By Master Gardener Tammy Borden
My first experience with saving seeds began with a beautiful hyacinth bean vine that I planted from seed during my classes to become a Master Gardener. I can still recall our entire class lined up with Styrofoam cups and starting mix while Larry and Kay Herried rationed out the seeds, eager to be an agent in allowing life to come into existence. Even the seeds looked intriguing with their matte black surface and white edging.
Within days, they sprouted and it wasn’t long before they overtook a small trellis. The seedpods eventually appeared following the delicate flowers, and it was easy to simply collect the encased seeds and store them until spring. When spring finally came, it brought so much gratification to know I was a part of continuing the cycle of life as the seeds from one plant soon became sev- eral dozen more that I could share with family and friends.
Saving seeds, in general, is not too difficult, and it can save you a lot of money. Here are a few basics that need to be followed for most varieties, whether they’re a vegetable or flower.
In general, select seeds from heirloom variety flowers and vegetables. As a rule of thumb, do not waste your time trying to save seeds from hybrid plants or exotic species. The offspring will most likely look nothing like the parent plant, be weak, or may not sprout at all. My mother told me how she painfully came to realize this rule when she saved seeds from a hybrid cucumber… the following spring she planted the seeds; they sprouted, grew vigorously and had promising blossoms. But when the fruit began to set, every single tiny cucumber shriveled and fell off the vine, leaving her to resort to roadside stands and tasteless produce aisles.
Once you’ve selected the plants you would like to save seeds from, allow the flower or fruit to mature on the vine so the seeds can fully develop. Choose from the healthiest and finest produce or flower heads. For most peppers, allow them to go beyond the green stage until they’re red. For cucumbers, allow them to get over ripe and turn yellow on the vine. For flowers, herbs and vegetables that set seed (lettuce, radish, etc.), let them get to that unsightly brown stage or allow them to set seed pods.

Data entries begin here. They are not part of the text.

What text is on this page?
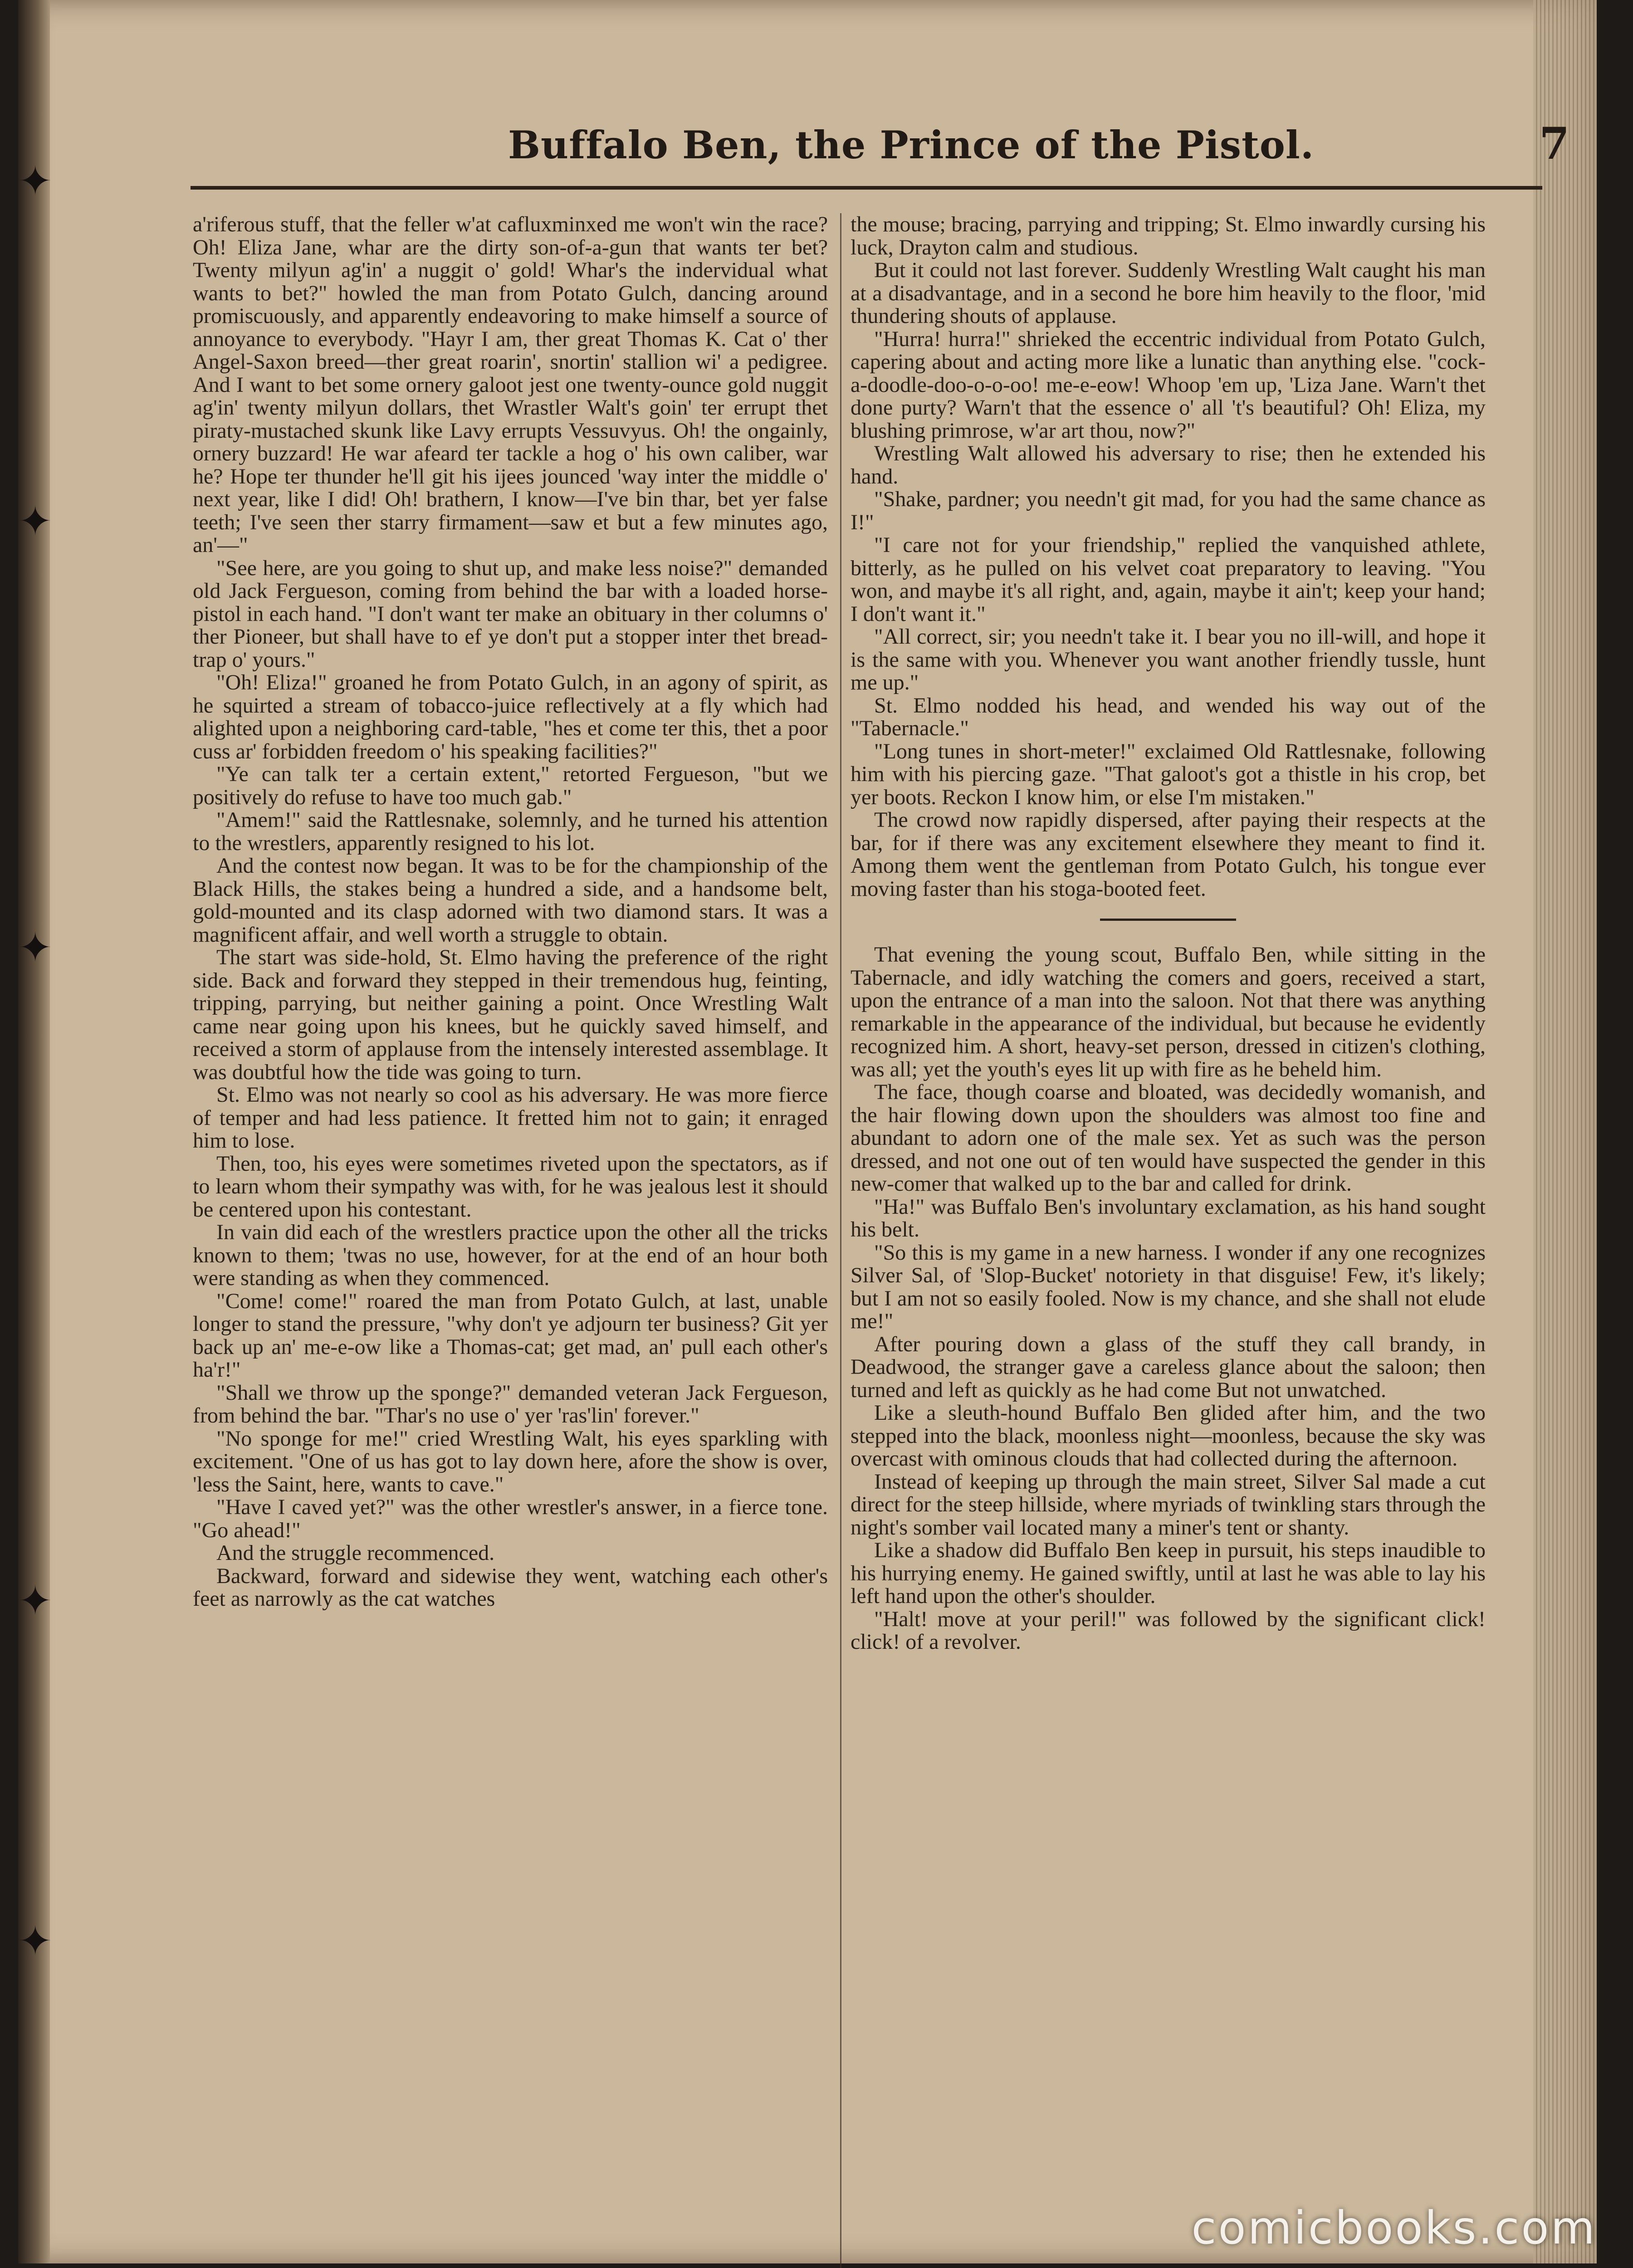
✦
✦
✦
✦
✦
Buffalo Ben, the Prince of the Pistol.	7

a'riferous stuff, that the feller w'at cafluxminxed me won't win the race? Oh! Eliza Jane, whar are the dirty son-of-a-gun that wants ter bet? Twenty milyun ag'in' a nuggit o' gold! Whar's the indervidual what wants to bet?" howled the man from Potato Gulch, dancing around promiscuously, and apparently endeavoring to make himself a source of annoyance to everybody. "Hayr I am, ther great Thomas K. Cat o' ther Angel-Saxon breed—ther great roarin', snortin' stallion wi' a pedigree. And I want to bet some ornery galoot jest one twenty-ounce gold nuggit ag'in' twenty milyun dollars, thet Wrastler Walt's goin' ter errupt thet piraty-mustached skunk like Lavy errupts Vessuvyus. Oh! the ongainly, ornery buzzard! He war afeard ter tackle a hog o' his own caliber, war he? Hope ter thunder he'll git his ijees jounced 'way inter the middle o' next year, like I did! Oh! brathern, I know—I've bin thar, bet yer false teeth; I've seen ther starry firmament—saw et but a few minutes ago, an'—"

"See here, are you going to shut up, and make less noise?" demanded old Jack Fergueson, coming from behind the bar with a loaded horse-pistol in each hand. "I don't want ter make an obituary in ther columns o' ther Pioneer, but shall have to ef ye don't put a stopper inter thet bread-trap o' yours."

"Oh! Eliza!" groaned he from Potato Gulch, in an agony of spirit, as he squirted a stream of tobacco-juice reflectively at a fly which had alighted upon a neighboring card-table, "hes et come ter this, thet a poor cuss ar' forbidden freedom o' his speaking facilities?"

"Ye can talk ter a certain extent," retorted Fergueson, "but we positively do refuse to have too much gab."

"Amem!" said the Rattlesnake, solemnly, and he turned his attention to the wrestlers, apparently resigned to his lot.

And the contest now began. It was to be for the championship of the Black Hills, the stakes being a hundred a side, and a handsome belt, gold-mounted and its clasp adorned with two diamond stars. It was a magnificent affair, and well worth a struggle to obtain.

The start was side-hold, St. Elmo having the preference of the right side. Back and forward they stepped in their tremendous hug, feinting, tripping, parrying, but neither gaining a point. Once Wrestling Walt came near going upon his knees, but he quickly saved himself, and received a storm of applause from the intensely interested assemblage. It was doubtful how the tide was going to turn.

St. Elmo was not nearly so cool as his adversary. He was more fierce of temper and had less patience. It fretted him not to gain; it enraged him to lose.

Then, too, his eyes were sometimes riveted upon the spectators, as if to learn whom their sympathy was with, for he was jealous lest it should be centered upon his contestant.

In vain did each of the wrestlers practice upon the other all the tricks known to them; 'twas no use, however, for at the end of an hour both were standing as when they commenced.

"Come! come!" roared the man from Potato Gulch, at last, unable longer to stand the pressure, "why don't ye adjourn ter business? Git yer back up an' me-e-ow like a Thomas-cat; get mad, an' pull each other's ha'r!"

"Shall we throw up the sponge?" demanded veteran Jack Fergueson, from behind the bar. "Thar's no use o' yer 'ras'lin' forever."

"No sponge for me!" cried Wrestling Walt, his eyes sparkling with excitement. "One of us has got to lay down here, afore the show is over, 'less the Saint, here, wants to cave."

"Have I caved yet?" was the other wrestler's answer, in a fierce tone. "Go ahead!"

And the struggle recommenced.

Backward, forward and sidewise they went, watching each other's feet as narrowly as the cat watches

the mouse; bracing, parrying and tripping; St. Elmo inwardly cursing his luck, Drayton calm and studious.

But it could not last forever. Suddenly Wrestling Walt caught his man at a disadvantage, and in a second he bore him heavily to the floor, 'mid thundering shouts of applause.

"Hurra! hurra!" shrieked the eccentric individual from Potato Gulch, capering about and acting more like a lunatic than anything else. "cock-a-doodle-doo-o-o-oo! me-e-eow! Whoop 'em up, 'Liza Jane. Warn't thet done purty? Warn't that the essence o' all 't's beautiful? Oh! Eliza, my blushing primrose, w'ar art thou, now?"

Wrestling Walt allowed his adversary to rise; then he extended his hand.

"Shake, pardner; you needn't git mad, for you had the same chance as I!"

"I care not for your friendship," replied the vanquished athlete, bitterly, as he pulled on his velvet coat preparatory to leaving. "You won, and maybe it's all right, and, again, maybe it ain't; keep your hand; I don't want it."

"All correct, sir; you needn't take it. I bear you no ill-will, and hope it is the same with you. Whenever you want another friendly tussle, hunt me up."

St. Elmo nodded his head, and wended his way out of the "Tabernacle."

"Long tunes in short-meter!" exclaimed Old Rattlesnake, following him with his piercing gaze. "That galoot's got a thistle in his crop, bet yer boots. Reckon I know him, or else I'm mistaken."

The crowd now rapidly dispersed, after paying their respects at the bar, for if there was any excitement elsewhere they meant to find it. Among them went the gentleman from Potato Gulch, his tongue ever moving faster than his stoga-booted feet.

That evening the young scout, Buffalo Ben, while sitting in the Tabernacle, and idly watching the comers and goers, received a start, upon the entrance of a man into the saloon. Not that there was anything remarkable in the appearance of the individual, but because he evidently recognized him. A short, heavy-set person, dressed in citizen's clothing, was all; yet the youth's eyes lit up with fire as he beheld him.

The face, though coarse and bloated, was decidedly womanish, and the hair flowing down upon the shoulders was almost too fine and abundant to adorn one of the male sex. Yet as such was the person dressed, and not one out of ten would have suspected the gender in this new-comer that walked up to the bar and called for drink.

"Ha!" was Buffalo Ben's involuntary exclamation, as his hand sought his belt.

"So this is my game in a new harness. I wonder if any one recognizes Silver Sal, of 'Slop-Bucket' notoriety in that disguise! Few, it's likely; but I am not so easily fooled. Now is my chance, and she shall not elude me!"

After pouring down a glass of the stuff they call brandy, in Deadwood, the stranger gave a careless glance about the saloon; then turned and left as quickly as he had come But not unwatched.

Like a sleuth-hound Buffalo Ben glided after him, and the two stepped into the black, moonless night—moonless, because the sky was overcast with ominous clouds that had collected during the afternoon.

Instead of keeping up through the main street, Silver Sal made a cut direct for the steep hillside, where myriads of twinkling stars through the night's somber vail located many a miner's tent or shanty.

Like a shadow did Buffalo Ben keep in pursuit, his steps inaudible to his hurrying enemy. He gained swiftly, until at last he was able to lay his left hand upon the other's shoulder.

"Halt! move at your peril!" was followed by the significant click! click! of a revolver.

comicbooks.com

Harvest the seeds. For fruits and vegetables, like melons, it can be as easy as slicing them open and scooping out the seeds. For flowers, like zinnias, pull the seeds from the center cone that forms. For others like nicotania (flowering tobacco), hold the seed pod inside an envelope and burst it so the thousands of miniscule seeds fall inside. After harvesting the seed, allow them to fully dry out of direct sunlight on a paper plate.
Fermenting… Huh? Fermenting is not required for most seeds. However, if you want to save seeds from that mystery tomato that your uncle’s been growing for years, you’ll need to read this part! Tomatoes require an extra step that will bring back memories of growing cultures in Petri dishes in your high school biology class. Tomato seeds are enclosed in a gel-like substance containing growth inhibitors that needs to be removed through a fermentation process. Remove the seeds and place them in a glass dish. Add a small amount of wa- ter to help separate the seeds from the pulp. Then set the bowl of tomato seeds and pulp in a warm spot and allow 2-4 days for the fermentation to take place. As with most fermentation processes, don’t be alarmed if the slimy mixture develops an odor. Wait for a layer of mold to form on top of your seeds & pulp, and for the seeds to fall to the bottom. Finally, remove the mold and rinse the seeds well in a strainer, removing any remaining pulp. Spread the seeds onto a paper plate or glass dish to dry.
Storage should take place in a cool, dry, dark place where temperatures remain fairly stable. Glass jars work well, as do paper envelopes. Make sure that seeds being kept in sealed containers are completely dry so that moisture doesn’t cause molding. Clearly label your containers with the variety name and date.
Some seeds require cold stratification to germinate. Most hardy perennials fall into this category. Baptisia and milkweed are two examples. Cold stratification simulates a winter freezing period and can easily be accomplished by placing these seeds in the freezer for a couple months. Research on-line or use a good reference book to determine if your seed needs this cold treatment.
Saving seeds is fun and easy. There are many seeds that may require a slightly different method for harvesting, so I suggest searching on-line for your particular variety. Or you can purchase a book to help you sort through it. “Seed to Seed” by Suzanne Ashworth, available through Seed Savers Exchange, is one suggestion. Happy harvesting!